Sometimes, it seems as though plant problems in our yards and gardens pop up out of nowhere. One minute you think you’ve got a landscape in pristine health and the next, you’re like, “why is my tree looking so bad!?”
Most plant problems don’t happen that quickly. I’m going to give you some of my tips and tricks for identifying and tracking plant problems in your yard and garden.
1. Know what is normal for the plants in your landscape.
This step might seem silly, but in fact, there is so much variability across plants and cultivars. And knowing what is normal is the first step to being able to quickly and accurately identify when there is something not normal going on with your plant(s).
2. Characterize the symptoms
Anything that is not normal with a plant or disrupts the normal function of the plant or its parts is a symptom. Symptoms come in many shapes and sizes and can affect literally any part of a plant, depending on what is causing the symptoms. While it’s up to us in the Plant & Insect Diagnostic Clinic (PIDC) to determine what is causing the symptoms, the ability of our clients to characterize the symptoms themselves is really helpful. Here’s a short list of some words we use to characterize symptoms:
- necrosis (dead tissue)
- and many, many more!
When characterizing symptoms, use as many descriptive words as possible, too, noting things like colors. (e.g., the leaf has small spots that are brown in the middle and yellow around the outside, and the spots can be seen on the top and bottom of the leaf.)
3. Note the date of symptom onset
Depending on the cause of the plant problem, some problems progress in severity over time. By noting the date that symptoms are first observed, you can track whether the problem on your plant(s) is stagnant or getting worse, and you can also note whether the problem stays in one spot or moves to other plants in the environment.

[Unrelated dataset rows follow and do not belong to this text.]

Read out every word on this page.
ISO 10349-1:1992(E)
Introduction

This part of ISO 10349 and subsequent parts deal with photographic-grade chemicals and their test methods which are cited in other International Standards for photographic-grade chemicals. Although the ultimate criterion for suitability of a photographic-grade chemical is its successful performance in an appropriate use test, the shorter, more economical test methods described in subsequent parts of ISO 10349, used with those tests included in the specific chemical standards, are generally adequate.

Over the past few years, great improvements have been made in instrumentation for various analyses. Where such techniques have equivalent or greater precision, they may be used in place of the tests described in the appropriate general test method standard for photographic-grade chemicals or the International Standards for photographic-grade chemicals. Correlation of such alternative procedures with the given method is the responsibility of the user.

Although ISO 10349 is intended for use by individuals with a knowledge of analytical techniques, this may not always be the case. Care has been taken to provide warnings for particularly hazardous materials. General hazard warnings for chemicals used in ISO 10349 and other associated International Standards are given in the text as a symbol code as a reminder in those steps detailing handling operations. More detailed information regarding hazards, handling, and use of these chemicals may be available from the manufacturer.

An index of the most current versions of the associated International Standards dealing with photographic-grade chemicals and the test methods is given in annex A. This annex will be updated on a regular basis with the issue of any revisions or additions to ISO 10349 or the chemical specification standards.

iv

4. Observe and note any patterns
Plant problems often have patterns to them. Looking for and identifying patterns to plant problems is invaluable to plant problem diagnosticians. There are actually several different types of patterns to look for.
- Within a plant: Are the symptoms affecting plant parts more at the bottom or top? Randomly distributed throughout the plant? Is only one section of the plant affected? Etc.

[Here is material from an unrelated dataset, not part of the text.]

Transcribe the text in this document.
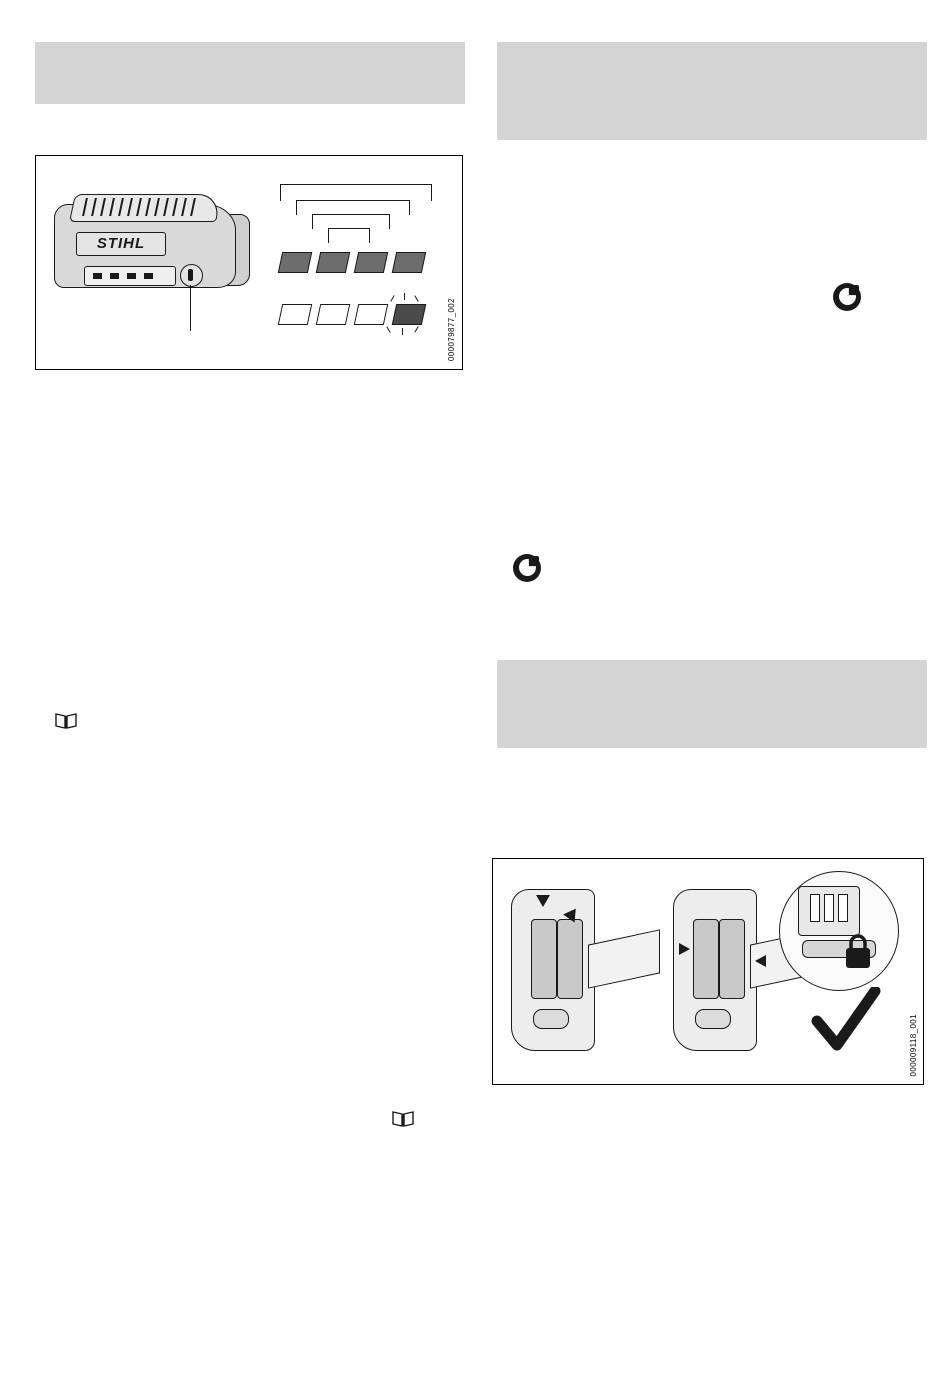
STIHL
000079877_002
000009118_001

- Within a plant part: On the plant part(s) affected, is there any pattern? For example- symptoms are occurring between the leaf veins (interveinal), symptoms along the leaf edges (margins), symptoms seen on top of the leaf and not bottom, etc.
- Among plants of the same species: If multiple plants of the same species are present, are all the plants affected? Just one? Just a few? Etc.
- Across species: Do similar symptoms show up across plants of different species or not?
- Across a space or field: Is there any pattern to plants affected across a given space or garden? i.e., are plants closer to the road affected than those closer to the house?, the east side is worse than the west side, etc.
5. Keep records and take photos!
Take photos the first time you see symptoms on your plant(s). Keep notes and continue taking photos as time passes. This will also help you determine whether things are progressing in time and space.
Also, record keeping includes knowing background information about your plants and management/care methods applied to them. Things such as the age of the plant, watering practices, chemicals applied (herbicides, fungicides, insecticides) in the environment, soil amendments, mulching, etc., are examples of critical background information for determining plant problems.
6. Remember, accurate diagnosis is key to management
To be a good steward of your property and the environment, using integrated pest management (IPM) is highly recommended. One of the tenants of IPM is to apply management methods only after you’ve got a confident diagnosis. We don’t expect our clients to be able to diagnose plant problems themselves; that is why the PIDC is here. Send us a sample once you’ve identified a plant problem. If you’ve followed tips & tricks 1-5, sharing that information will also help us in our diagnostic efforts.
In the PIDC, our diagnostic efforts only go so far as to determine whether there is a pathogenic cause of a problem. If there are environmental stresses affecting a plant, our management recommendations can only go as far as the amount of background information our clients provide us. In years like this, where most plant problems have no pathogenic cause, we are left grasping at straws to determine what environmentally could be causing the plant problems we are seeing. The more we know about patterns, date of symptom onset, and any care history for the plants we are seeing, the easier it will be for us to conclude what is causing the plant problem. And only when we determine what is causing a problem can we provide you with the vital information you need to save your plants.